On the morning of August 21, 2009, my great good friend, Stan Gildersleeve, passed away in Costa Rica where he had moved to enjoy his last years at the age of 73. We only met personally one time in San Francisco a few years back, but our acquaintance through intense Internet message exchanges spanned the American presidencies of Bill Clinton and George W. Bush, giving the two of us unreconstructed "Leftists" more than sufficient reactionary imperial absurdities to lampoon. I will miss him more than words can say -- but I thought I'd try a few phrases, in memoriam, anyway.

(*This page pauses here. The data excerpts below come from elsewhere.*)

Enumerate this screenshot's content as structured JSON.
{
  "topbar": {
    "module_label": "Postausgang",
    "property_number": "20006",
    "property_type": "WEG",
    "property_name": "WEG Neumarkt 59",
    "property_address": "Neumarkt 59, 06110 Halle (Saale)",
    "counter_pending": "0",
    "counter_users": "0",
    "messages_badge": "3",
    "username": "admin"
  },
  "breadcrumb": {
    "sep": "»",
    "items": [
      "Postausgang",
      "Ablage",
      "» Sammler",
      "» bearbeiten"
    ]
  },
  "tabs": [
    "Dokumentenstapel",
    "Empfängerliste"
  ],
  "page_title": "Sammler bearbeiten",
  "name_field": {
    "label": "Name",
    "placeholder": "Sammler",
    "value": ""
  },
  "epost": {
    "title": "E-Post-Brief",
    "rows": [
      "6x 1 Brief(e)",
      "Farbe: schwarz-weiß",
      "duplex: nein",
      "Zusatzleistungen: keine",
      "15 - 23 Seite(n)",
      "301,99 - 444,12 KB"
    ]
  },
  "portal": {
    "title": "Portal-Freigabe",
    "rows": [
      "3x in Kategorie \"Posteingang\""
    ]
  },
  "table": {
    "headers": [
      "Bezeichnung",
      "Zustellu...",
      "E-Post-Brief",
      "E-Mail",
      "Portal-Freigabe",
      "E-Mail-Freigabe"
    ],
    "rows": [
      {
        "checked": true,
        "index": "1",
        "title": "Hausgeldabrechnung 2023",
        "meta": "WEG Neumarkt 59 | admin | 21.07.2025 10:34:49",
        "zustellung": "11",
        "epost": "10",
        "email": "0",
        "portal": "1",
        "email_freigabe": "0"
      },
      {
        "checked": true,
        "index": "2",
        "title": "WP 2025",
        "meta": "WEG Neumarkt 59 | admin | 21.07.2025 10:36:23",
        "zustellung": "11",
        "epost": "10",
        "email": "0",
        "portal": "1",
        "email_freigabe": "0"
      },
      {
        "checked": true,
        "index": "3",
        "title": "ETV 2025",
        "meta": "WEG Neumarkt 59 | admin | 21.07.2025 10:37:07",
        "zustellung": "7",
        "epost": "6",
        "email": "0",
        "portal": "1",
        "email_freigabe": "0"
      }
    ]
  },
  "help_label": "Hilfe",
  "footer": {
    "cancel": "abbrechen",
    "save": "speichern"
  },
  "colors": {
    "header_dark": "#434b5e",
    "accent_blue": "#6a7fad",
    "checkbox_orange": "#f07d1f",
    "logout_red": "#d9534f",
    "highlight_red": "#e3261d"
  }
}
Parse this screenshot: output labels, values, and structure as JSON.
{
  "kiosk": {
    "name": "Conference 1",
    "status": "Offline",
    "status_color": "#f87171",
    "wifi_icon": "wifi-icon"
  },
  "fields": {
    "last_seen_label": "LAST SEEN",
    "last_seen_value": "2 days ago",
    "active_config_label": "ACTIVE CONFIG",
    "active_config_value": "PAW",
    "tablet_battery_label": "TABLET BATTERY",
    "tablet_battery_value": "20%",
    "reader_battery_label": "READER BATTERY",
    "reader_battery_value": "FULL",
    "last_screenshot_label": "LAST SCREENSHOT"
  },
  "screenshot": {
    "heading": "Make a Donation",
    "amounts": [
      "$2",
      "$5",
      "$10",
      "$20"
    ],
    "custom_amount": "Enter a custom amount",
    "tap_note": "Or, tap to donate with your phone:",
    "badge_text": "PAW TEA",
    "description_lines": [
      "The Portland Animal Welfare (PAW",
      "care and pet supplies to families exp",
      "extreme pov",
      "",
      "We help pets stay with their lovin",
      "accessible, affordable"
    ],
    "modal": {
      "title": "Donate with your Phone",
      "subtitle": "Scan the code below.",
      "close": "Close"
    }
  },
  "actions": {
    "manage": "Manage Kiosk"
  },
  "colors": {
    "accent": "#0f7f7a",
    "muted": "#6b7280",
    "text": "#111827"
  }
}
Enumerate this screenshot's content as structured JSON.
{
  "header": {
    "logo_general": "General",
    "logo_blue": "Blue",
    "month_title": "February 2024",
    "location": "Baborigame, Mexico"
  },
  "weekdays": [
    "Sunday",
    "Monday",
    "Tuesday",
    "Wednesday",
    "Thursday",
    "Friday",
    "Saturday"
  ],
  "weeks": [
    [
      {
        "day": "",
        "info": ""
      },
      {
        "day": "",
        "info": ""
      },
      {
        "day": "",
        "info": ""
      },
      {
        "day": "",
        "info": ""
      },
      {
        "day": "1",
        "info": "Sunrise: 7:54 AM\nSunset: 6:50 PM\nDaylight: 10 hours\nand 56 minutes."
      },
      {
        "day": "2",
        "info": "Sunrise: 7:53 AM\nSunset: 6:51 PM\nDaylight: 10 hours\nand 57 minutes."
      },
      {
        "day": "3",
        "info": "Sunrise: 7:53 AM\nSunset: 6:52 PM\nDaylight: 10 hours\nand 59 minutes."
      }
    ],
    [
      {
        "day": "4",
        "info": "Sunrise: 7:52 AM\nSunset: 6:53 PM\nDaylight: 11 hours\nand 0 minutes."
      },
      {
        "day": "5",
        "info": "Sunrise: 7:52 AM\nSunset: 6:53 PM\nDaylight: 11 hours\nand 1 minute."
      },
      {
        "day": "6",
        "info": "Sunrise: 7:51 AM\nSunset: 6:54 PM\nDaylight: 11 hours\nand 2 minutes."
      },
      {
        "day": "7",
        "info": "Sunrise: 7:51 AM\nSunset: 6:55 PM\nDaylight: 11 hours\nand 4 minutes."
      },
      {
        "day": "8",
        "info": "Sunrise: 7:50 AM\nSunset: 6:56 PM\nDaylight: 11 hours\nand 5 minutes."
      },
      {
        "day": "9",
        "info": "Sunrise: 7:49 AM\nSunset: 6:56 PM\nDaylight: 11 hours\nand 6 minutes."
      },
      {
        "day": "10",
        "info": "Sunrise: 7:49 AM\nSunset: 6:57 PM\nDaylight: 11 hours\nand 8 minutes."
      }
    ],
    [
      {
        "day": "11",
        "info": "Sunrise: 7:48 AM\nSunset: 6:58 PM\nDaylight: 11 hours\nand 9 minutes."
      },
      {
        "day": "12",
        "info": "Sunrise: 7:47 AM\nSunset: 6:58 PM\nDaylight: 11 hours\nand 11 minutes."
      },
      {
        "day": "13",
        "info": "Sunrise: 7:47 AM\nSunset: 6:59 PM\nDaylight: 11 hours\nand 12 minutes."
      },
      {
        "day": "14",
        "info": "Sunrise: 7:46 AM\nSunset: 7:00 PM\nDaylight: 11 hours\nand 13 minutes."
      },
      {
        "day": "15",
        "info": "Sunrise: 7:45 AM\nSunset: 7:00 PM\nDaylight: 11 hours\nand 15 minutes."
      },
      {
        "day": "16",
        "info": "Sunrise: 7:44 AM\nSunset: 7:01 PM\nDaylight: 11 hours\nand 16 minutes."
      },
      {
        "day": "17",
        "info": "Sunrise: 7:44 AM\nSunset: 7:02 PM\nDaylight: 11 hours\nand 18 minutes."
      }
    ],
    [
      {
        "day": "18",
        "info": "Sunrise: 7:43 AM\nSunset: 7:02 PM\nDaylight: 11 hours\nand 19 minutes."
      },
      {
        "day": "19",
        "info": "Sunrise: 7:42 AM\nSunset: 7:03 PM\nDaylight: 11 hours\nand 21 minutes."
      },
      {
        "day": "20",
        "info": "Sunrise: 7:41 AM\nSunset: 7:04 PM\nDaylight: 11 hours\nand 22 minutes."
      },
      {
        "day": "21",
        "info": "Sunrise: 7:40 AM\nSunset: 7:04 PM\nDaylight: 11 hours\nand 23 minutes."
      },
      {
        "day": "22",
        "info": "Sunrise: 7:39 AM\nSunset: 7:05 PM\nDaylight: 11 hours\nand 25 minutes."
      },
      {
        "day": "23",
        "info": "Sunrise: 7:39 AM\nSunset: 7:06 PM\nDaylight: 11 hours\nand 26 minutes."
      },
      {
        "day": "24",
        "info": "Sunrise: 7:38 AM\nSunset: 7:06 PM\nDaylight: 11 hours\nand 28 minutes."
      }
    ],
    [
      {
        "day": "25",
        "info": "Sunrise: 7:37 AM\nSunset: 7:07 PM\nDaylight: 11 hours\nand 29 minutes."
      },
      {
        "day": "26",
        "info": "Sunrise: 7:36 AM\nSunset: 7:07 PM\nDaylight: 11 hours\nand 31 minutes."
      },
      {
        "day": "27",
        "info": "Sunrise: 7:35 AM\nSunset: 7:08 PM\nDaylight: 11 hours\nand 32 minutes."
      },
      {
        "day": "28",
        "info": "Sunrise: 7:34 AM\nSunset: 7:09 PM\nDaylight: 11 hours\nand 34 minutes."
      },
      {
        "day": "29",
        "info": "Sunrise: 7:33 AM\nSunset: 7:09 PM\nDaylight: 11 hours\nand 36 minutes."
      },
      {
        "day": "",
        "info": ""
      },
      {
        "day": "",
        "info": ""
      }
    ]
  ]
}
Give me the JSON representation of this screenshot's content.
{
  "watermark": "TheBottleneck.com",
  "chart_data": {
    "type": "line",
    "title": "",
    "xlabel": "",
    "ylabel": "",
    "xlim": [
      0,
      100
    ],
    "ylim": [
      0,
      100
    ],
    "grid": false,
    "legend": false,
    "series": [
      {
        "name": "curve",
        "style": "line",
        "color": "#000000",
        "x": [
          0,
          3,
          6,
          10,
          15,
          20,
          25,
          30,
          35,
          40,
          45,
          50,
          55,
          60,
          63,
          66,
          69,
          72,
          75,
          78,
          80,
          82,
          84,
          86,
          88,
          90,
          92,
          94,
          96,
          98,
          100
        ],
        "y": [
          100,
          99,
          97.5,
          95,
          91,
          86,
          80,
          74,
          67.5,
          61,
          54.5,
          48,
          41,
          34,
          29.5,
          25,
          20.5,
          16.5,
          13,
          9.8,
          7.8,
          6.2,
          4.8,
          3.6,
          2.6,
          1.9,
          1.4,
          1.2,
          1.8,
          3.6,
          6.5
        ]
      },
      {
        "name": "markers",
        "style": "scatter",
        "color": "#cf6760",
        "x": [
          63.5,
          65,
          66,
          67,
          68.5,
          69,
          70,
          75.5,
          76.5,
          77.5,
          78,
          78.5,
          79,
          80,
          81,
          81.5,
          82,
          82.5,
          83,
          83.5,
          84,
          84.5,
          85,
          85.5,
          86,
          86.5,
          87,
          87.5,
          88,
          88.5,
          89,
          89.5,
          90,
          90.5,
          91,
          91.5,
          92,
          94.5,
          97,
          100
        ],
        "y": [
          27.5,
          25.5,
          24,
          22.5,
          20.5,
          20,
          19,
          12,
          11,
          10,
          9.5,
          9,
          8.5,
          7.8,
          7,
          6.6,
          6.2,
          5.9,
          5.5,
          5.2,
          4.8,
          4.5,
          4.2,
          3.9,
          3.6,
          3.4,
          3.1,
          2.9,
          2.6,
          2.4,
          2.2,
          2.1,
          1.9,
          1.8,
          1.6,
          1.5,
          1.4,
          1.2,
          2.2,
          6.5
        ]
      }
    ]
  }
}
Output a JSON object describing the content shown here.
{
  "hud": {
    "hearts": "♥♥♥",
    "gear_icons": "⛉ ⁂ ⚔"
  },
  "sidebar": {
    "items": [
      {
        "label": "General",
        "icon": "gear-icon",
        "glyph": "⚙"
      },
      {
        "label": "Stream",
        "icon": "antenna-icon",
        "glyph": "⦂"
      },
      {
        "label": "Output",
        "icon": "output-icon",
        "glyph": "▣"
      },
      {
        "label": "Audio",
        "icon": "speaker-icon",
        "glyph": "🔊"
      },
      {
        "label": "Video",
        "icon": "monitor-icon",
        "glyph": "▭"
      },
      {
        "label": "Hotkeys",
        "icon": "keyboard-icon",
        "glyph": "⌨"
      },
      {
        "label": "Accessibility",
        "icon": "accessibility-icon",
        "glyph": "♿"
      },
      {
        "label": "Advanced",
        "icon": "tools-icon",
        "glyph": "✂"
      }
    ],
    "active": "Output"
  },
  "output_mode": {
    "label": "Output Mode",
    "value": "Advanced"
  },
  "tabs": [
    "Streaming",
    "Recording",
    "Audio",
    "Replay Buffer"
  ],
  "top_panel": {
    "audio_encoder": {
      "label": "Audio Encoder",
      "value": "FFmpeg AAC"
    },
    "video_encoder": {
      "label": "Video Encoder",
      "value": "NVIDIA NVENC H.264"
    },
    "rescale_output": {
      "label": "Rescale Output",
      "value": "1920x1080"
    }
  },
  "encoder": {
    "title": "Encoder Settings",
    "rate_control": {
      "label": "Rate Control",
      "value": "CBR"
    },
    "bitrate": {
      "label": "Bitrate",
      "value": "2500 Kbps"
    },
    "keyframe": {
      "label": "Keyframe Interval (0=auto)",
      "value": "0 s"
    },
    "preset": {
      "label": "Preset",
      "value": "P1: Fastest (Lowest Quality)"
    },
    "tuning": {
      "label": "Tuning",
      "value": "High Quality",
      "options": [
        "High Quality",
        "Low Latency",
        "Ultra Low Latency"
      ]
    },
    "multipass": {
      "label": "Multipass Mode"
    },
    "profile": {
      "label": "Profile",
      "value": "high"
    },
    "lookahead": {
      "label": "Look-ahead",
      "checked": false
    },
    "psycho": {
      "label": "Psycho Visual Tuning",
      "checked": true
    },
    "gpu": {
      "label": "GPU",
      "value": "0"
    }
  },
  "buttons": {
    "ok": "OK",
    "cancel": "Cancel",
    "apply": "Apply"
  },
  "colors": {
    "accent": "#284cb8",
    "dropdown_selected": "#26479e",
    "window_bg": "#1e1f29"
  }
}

I don't speak Spanish like he could, but I think he would understand my heartfelt meaning:
"Sayonara, Caballero"
(A farewell to my irreplaceable friend, Stan Gildersleeve)
I lost you, friend, the other day;
I never saw you leaving.
You got away before I knew
You'd gone beyond retrieving.
Oh, how I miss you, friend;
The older brother that I never had;
A fellow spirit, wiser, sometimes mad;
Iconoclast and engineer, a blend
Of anarchy and insight wild and glad;
A life too large for death to really end.
I never got to say goodbye,
There at the final curtain.
You went your own way in the end,
As you had lived, for certain.
So, now I’ll never know
What next you’d say or do because you thought
It better to contest what fools have wrought;
That we should seek the truth, not live to show
What all our greedy, grasping hands have bought;
That we should work to save, not spend to owe.
Without you, who will call Fraud’s bluff,
And give its lies a grilling?
Your passing leaves a vacuum: huge,
Without a hope of filling.
Still, I will do my best
To live my own remaining days as well
As memories of you will help me tell
The time left on the clock: the only test
To pass before the tolling of the bell
Calls me, as well, to that eternal rest.